Page MenuHomePhabricator

Move asw-c-codfw and asw-d-codfw CR uplinks to Spine switches
Closed, ResolvedPublic

Assigned To
Authored By
cmooney
Jun 7 2024, 7:49 PM
Referenced Files
F56509257: image.png
Jul 18 2024, 6:53 PM
File Not Attached
F56509244: image.png
Jul 18 2024, 6:53 PM
File Not Attached
F55318552: out-12.png
Jun 14 2024, 4:56 PM
F55318550: out-11.png
Jun 14 2024, 4:56 PM
F55318539: out-10.png
Jun 14 2024, 4:56 PM
F55318530: out-9.png
Jun 14 2024, 4:56 PM
F55318526: out-8.png
Jun 14 2024, 4:56 PM
F55318523: out-7.png
Jun 14 2024, 4:56 PM

Description

To complete the network configuration for the new codfw switches in row's C and D we need to migrate the uplinks from the current asw-c-codfw and asw-d-codfw virtual-chassis so they terminate on the new Spine swithces in row D instead of directly on the core routers.

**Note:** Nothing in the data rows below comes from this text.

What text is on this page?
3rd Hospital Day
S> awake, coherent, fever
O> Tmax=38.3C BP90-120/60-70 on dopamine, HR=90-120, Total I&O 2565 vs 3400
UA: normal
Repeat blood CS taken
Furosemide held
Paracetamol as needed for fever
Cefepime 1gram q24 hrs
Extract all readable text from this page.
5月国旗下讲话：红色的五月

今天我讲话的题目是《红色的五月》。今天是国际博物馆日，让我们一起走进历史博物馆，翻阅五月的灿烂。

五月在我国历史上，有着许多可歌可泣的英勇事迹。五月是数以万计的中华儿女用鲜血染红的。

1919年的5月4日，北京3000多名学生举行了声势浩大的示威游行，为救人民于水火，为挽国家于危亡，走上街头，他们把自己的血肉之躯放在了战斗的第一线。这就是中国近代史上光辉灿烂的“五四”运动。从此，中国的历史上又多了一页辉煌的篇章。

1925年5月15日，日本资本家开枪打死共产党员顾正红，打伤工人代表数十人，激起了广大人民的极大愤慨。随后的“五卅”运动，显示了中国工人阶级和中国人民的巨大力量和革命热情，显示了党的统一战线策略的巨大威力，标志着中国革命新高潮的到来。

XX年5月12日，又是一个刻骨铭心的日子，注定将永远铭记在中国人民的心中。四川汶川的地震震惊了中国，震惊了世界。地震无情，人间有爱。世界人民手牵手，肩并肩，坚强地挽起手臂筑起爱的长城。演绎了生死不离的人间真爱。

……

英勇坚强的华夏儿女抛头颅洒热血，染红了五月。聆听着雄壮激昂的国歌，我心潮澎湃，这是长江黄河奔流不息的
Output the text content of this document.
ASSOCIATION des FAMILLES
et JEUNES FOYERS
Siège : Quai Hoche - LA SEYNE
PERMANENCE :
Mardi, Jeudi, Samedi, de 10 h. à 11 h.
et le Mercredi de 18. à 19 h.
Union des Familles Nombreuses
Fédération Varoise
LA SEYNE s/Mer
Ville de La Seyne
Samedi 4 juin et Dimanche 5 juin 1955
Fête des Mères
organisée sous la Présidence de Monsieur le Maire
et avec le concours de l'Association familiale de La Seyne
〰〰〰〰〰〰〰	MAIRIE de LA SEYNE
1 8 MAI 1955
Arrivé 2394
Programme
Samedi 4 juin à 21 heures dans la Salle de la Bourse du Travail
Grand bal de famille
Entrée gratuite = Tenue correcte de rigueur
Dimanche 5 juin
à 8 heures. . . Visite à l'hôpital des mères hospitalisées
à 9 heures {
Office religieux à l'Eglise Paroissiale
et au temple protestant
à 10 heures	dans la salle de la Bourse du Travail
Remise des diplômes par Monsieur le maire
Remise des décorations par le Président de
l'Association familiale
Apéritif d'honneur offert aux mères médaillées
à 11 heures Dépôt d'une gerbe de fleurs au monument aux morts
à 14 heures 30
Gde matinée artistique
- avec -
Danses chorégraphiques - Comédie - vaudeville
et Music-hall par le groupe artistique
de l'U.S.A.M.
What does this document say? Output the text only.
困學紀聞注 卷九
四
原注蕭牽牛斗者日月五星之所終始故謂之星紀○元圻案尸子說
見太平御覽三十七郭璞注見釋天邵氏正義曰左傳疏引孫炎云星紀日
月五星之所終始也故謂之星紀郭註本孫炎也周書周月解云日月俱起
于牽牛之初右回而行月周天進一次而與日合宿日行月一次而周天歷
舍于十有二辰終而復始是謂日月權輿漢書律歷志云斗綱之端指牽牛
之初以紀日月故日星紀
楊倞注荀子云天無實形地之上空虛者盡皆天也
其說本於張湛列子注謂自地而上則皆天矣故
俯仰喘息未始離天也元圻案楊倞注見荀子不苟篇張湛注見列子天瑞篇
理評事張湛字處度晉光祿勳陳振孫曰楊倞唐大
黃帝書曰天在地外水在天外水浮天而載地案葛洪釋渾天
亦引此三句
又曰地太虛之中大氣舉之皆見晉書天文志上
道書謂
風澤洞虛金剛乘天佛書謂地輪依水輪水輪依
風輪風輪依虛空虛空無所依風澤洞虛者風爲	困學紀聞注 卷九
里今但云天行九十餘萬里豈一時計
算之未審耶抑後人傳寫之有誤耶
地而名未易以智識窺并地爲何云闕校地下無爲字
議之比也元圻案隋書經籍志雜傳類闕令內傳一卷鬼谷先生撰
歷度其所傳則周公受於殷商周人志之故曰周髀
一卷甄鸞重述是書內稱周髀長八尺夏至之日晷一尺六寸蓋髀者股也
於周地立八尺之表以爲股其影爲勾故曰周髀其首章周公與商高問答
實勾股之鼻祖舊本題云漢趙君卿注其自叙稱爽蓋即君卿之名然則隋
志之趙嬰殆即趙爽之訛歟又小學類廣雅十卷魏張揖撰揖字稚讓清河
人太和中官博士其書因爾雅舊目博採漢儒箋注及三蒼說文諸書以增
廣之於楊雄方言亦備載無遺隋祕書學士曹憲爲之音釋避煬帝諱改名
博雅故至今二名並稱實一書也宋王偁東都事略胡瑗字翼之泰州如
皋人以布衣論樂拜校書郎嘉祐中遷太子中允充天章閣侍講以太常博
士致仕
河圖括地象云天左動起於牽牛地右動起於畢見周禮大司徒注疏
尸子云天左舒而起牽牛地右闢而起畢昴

We need to wait until we have the transceivers installed on the links between spines and CRs before we kick off (see T360789).

This is quite a delicate change but should be possible without causing any interruption to service. It may make sense to do a dns depool of the site in advance as a precaution and to reduce traffic levels (as at many points we will be on 1 leg rather than 2). Steps are roughly as follows:

In advance:

  1. Create ESI-LAG ae0 on both spine switches, with single member port, et-0/0/28, on each (for asw-c)
  2. Create ESI-LAG ae1 on both spine switches, with single member port, et-0/0/27, on each (for asw-d)
  3. Add the current set of vlans in use on asw-c-codfw and asw-d-codfw to ssw1-d1-codfw and ssw1-d8-codfw
  4. Trunk those vlans over ssw1-d8-codfw port et-0/0/31towards cr2-codfw
  5. Trunk the row C vlans over ae0 on the spines
  6. Trunk the row D vlans over ae1 on the spines

On day of move:

NOTE: All these diagrams show 'asw-a' which is an error, should be 'asw-c' if I get time I will change and re-export them all.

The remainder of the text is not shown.